La réussite et l’échec ne constituent pas des valeurs pour moi, tant les situations me paraissent au premier abord idiotes, et les projets démesurés, voire irréalisables. S’il y a une absurdité, c’est bien dans mon acharnement à lutter avec le matériau (le chewing-gum n’a pas été choisi par hasard…) ou avec l’idée première, dans cet entêtement à essayer d’avoir le dessus. dans la série des Reliques par exemple, on peut mesurer ce combat au long cours contre une construction en chewing-gum qui ne cesse de s’effondrer et que je restaure avec du balsa, inlassablement, jusqu’à ce que l’équilibre se crée entre les deux matériaux. s’il y a un échec, il tient au fait de m’être imaginé que la construction pourrait résister et rester dans son état originel.
Il en va de même dans Le Dernier Mot, la vidéo qui ouvre l’exposition, où je me montre dépassé par l’avalanche de dizaines de balles de ping-pong que je suis dans l’impossibilité de faire rebondir bien longtemps. Le ratage est donc contrecarré par mon entêtement, par mon obstination.
Doit-on y voir la métaphore de notre condition sociale ?
Ces situations questionnent davantage l’idée du rendement poussé à son extrême aberration, la lutte, perdue d’avance, contre notre enracinement dans le fonctionnalisme et la vaine obsession de l’efficacité, tout cela étant révélateur d’une certaine vanité contemporaine.

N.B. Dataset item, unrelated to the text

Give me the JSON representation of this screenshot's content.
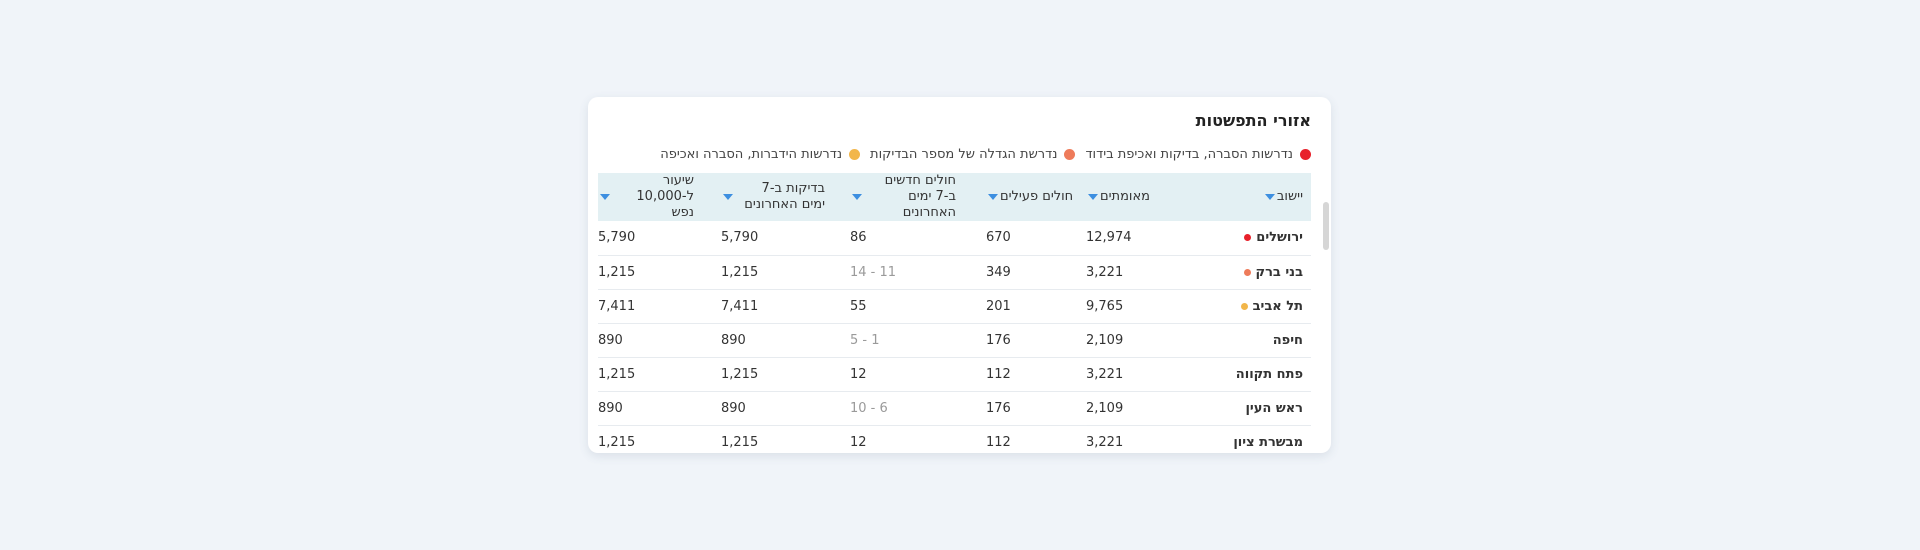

À l’inverse de l’idée de ratage, certains travaux réclament un temps d’élaboration considérable, exigeant une patience et une précision exemplaires. Peux-tu expliquer ce qui t’attire dans cette dialectique des contraires ?
C’est le rapport au labeur, la dialectique entre le labeur et la simplicité de la forme finale. celle- ci peut parfois sembler si évidente qu’elle en fait oublier le travail nécessaire à son élaboration. Par exemple, dans Invasione Pacifica, une vidéo que j’ai récemment tournée en Italie, j’ai intégré des effets spéciaux « faits maison ». S’ils évoquent les trucages des films de série B, ils ont nécessité plusieurs jours de travail pour quelques minutes d’images. C’est la même chose pour Exercices, chaque séquence de quelques secondes m’ayant demandé presque une heure
de performance, au sens physique du terme.
Au fond, tu réunis les figures du dilettante et celle du perfectionniste.
J’aime l’idée de geste improductif, tout en générant une certaine énergie du défi.
Entretien entre Natasha Pugnet et Jérémy Laffon, in catalogue monographique La Mélancolie du Pongiste, Editions P, 2015.